The tribunal has also uncovered evidence to suggest the BTSB failed to act on knowledge it had about the risk of HIV infection, that it ignored demands to heat-treat its products to guard against the virus, and that it continued to supply concentrates which it knew were unsafe.

In the second phase of the inquiry, examining look-back procedures, the tribunal has shown-up the board's failure to recall certain contaminated products and to contact some of those who were infected. But perhaps the most significant evidence has been heard during the third phase of the inquiry, investigating the response of the doctors.

Individual consultants have had to explain and justify some questionable treatment decisions. Failures have been admitted, notably in the area of communicating positive test results to patients and fellow professionals. Weaknesses in the medical system that persist today have been identified, and remedies suggested.

If all this is followed by relevant reforms, then the tribunal will have done a good job. But in order to fulfil its promise it must also complete a full examination of the issues involved.

Much depends on the tribunal's handling of two matters to come before it shortly. The first is an expected demand by the IHS to have all relevant previous government ministers give evidence. Only Fianna Fail's Dr Rory O'Hanlon and Labour's Mr Barry Desmond are listed as witnesses to date.

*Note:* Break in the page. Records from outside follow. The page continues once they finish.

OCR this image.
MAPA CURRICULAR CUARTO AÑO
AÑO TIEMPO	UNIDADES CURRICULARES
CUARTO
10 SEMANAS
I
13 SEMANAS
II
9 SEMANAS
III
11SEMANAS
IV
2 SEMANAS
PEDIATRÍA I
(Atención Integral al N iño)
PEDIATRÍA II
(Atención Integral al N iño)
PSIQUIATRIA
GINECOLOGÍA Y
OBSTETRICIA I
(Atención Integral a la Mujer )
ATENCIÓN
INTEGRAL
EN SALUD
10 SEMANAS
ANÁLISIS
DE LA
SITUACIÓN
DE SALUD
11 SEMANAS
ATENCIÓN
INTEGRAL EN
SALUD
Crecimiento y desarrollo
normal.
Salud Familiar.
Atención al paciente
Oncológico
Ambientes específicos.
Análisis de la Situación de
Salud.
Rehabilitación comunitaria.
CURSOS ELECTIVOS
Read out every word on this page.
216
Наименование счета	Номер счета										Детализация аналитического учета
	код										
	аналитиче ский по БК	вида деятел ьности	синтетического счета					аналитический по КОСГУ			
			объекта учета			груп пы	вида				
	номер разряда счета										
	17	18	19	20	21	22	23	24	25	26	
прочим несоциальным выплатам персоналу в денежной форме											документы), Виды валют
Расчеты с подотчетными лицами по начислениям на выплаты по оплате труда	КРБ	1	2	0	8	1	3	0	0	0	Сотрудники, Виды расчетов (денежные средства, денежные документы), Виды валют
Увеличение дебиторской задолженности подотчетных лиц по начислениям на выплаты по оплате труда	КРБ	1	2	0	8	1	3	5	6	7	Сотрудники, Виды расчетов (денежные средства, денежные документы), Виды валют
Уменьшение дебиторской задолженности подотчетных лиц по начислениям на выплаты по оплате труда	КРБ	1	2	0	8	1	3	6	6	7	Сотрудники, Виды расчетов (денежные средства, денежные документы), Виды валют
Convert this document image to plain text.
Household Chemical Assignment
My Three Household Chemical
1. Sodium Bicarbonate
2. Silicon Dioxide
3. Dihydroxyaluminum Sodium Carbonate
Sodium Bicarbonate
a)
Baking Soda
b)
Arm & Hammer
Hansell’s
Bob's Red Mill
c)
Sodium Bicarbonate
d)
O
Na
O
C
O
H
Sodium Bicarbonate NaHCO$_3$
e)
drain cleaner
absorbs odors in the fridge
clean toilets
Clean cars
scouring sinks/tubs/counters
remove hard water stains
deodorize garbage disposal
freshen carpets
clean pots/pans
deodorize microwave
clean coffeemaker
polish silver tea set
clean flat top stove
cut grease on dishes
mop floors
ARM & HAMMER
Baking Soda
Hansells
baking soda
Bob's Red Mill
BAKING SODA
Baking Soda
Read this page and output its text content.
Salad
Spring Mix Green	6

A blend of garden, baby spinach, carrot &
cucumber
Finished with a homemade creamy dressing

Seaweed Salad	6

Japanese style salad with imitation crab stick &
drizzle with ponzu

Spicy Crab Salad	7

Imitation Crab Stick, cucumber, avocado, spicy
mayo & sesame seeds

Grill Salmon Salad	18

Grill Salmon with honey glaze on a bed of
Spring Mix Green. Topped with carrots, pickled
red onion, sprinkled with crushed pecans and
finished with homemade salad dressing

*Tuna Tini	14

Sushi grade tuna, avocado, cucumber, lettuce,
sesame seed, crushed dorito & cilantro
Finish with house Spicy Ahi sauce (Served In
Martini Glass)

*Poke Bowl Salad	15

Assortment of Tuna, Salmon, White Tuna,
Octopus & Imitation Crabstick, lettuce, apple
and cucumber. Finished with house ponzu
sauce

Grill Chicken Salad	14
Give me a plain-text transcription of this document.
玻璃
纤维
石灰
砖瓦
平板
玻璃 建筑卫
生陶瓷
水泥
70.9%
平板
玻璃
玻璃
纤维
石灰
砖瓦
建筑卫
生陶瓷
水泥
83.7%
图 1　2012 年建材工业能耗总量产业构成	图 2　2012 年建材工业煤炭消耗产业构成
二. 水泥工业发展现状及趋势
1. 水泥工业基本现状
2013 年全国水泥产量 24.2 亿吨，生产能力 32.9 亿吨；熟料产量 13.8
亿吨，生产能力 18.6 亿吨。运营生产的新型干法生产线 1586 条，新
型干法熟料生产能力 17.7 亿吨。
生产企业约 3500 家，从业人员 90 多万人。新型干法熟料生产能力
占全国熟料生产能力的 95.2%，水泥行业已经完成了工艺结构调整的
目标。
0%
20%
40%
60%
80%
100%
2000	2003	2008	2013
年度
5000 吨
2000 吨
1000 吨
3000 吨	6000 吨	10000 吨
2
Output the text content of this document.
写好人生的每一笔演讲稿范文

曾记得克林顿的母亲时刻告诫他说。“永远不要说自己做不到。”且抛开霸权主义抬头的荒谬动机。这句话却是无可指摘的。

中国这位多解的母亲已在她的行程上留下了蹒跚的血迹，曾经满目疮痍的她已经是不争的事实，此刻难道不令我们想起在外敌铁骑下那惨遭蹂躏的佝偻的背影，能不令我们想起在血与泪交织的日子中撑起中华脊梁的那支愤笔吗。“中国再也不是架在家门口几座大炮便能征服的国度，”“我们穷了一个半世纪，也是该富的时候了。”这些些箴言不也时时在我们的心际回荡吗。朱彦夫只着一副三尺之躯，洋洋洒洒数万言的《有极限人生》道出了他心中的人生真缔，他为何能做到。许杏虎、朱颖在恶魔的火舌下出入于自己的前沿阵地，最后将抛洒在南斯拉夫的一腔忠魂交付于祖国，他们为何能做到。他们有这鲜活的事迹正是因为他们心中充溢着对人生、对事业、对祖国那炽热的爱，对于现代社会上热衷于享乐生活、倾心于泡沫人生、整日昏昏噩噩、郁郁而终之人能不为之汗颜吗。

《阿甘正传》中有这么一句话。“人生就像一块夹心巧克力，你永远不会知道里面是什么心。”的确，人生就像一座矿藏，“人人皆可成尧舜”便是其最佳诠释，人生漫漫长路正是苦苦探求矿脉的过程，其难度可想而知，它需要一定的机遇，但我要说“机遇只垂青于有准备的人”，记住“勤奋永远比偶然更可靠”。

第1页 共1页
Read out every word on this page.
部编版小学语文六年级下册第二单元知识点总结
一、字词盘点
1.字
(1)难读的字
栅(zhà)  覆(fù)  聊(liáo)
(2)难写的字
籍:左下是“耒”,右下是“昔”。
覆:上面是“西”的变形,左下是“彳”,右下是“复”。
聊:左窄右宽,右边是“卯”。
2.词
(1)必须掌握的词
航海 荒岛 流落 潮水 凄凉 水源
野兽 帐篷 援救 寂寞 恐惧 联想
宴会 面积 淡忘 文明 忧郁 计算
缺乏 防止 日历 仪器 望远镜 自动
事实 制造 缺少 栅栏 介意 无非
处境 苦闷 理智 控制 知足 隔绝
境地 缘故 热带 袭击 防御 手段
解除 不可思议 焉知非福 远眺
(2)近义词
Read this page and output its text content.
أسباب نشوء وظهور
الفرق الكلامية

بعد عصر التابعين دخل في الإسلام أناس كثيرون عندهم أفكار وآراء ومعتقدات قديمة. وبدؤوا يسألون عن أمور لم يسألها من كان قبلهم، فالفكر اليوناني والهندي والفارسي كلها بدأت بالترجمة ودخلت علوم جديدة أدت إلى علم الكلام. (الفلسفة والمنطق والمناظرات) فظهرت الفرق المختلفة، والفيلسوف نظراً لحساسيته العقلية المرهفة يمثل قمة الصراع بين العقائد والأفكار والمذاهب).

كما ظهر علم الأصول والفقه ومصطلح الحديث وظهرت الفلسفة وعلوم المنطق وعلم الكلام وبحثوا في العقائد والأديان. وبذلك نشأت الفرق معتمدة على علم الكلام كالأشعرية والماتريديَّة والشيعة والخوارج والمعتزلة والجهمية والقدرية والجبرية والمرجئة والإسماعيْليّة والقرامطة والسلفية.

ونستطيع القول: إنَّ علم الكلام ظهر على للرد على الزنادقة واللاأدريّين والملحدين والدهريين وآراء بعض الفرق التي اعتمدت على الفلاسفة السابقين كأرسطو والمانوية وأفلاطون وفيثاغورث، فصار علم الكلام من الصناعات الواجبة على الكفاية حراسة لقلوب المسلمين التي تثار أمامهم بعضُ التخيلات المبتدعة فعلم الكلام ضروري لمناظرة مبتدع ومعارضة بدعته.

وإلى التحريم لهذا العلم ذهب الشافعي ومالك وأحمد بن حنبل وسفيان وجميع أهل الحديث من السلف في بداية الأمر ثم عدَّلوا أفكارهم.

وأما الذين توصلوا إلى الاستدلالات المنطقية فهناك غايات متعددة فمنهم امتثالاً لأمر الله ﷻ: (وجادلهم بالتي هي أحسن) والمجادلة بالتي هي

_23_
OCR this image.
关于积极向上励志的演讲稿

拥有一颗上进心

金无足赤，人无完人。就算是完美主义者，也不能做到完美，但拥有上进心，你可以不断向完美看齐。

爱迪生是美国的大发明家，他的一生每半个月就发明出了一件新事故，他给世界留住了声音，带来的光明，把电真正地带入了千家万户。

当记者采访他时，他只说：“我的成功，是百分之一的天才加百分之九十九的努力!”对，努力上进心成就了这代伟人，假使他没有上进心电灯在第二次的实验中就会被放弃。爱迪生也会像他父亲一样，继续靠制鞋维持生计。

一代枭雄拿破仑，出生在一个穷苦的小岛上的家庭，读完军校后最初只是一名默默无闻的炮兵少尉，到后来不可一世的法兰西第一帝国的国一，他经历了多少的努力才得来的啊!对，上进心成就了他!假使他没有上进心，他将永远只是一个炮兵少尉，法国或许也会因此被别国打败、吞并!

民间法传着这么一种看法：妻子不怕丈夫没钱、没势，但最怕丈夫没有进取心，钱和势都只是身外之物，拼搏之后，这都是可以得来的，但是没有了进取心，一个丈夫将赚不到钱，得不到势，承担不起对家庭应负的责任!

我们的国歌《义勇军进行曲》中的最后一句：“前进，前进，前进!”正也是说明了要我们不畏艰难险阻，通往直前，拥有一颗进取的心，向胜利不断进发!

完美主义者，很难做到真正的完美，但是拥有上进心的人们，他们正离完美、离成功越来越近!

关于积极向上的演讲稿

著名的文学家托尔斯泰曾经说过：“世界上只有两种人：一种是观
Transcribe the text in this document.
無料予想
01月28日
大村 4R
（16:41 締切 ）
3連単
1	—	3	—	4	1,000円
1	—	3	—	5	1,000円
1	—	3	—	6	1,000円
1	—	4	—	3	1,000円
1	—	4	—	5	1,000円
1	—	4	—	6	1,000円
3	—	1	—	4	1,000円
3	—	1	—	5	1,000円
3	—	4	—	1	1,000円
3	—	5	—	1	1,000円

While their terms of office cover the most pertinent era from the tribunal's point of view, arguably they should be joined by other politicians such as Mr Charles Haughey, who as minister for health and Taoiseach oversaw cutbacks in services.

The second is a decision on whether to investigate the pharmaceutical companies which provided the BTSB with infected products. The IHS is due to seek the companies' attendance at the tribunal as well as access to documentation used in litigation against them in the US. The files are under the control of a Chicago judge who could be petitioned by tribunal lawyers to hand the records over.

If the IHS's demands are rejected, the tribunal could be accused of leaving the job half done. But broadening the scope of investigations has the potential to create an inquiry of beef tribunal proportions. Administrative and legal costs are already running close to £6 million, with £2.2 million allocated to the tribunal's legal team up to the end of last month and £1 million each to the lawyers of the Department of Health and the IHS.

A compromise of some sort is likely. And that will be hard to take for a community already feeling stung by compromises.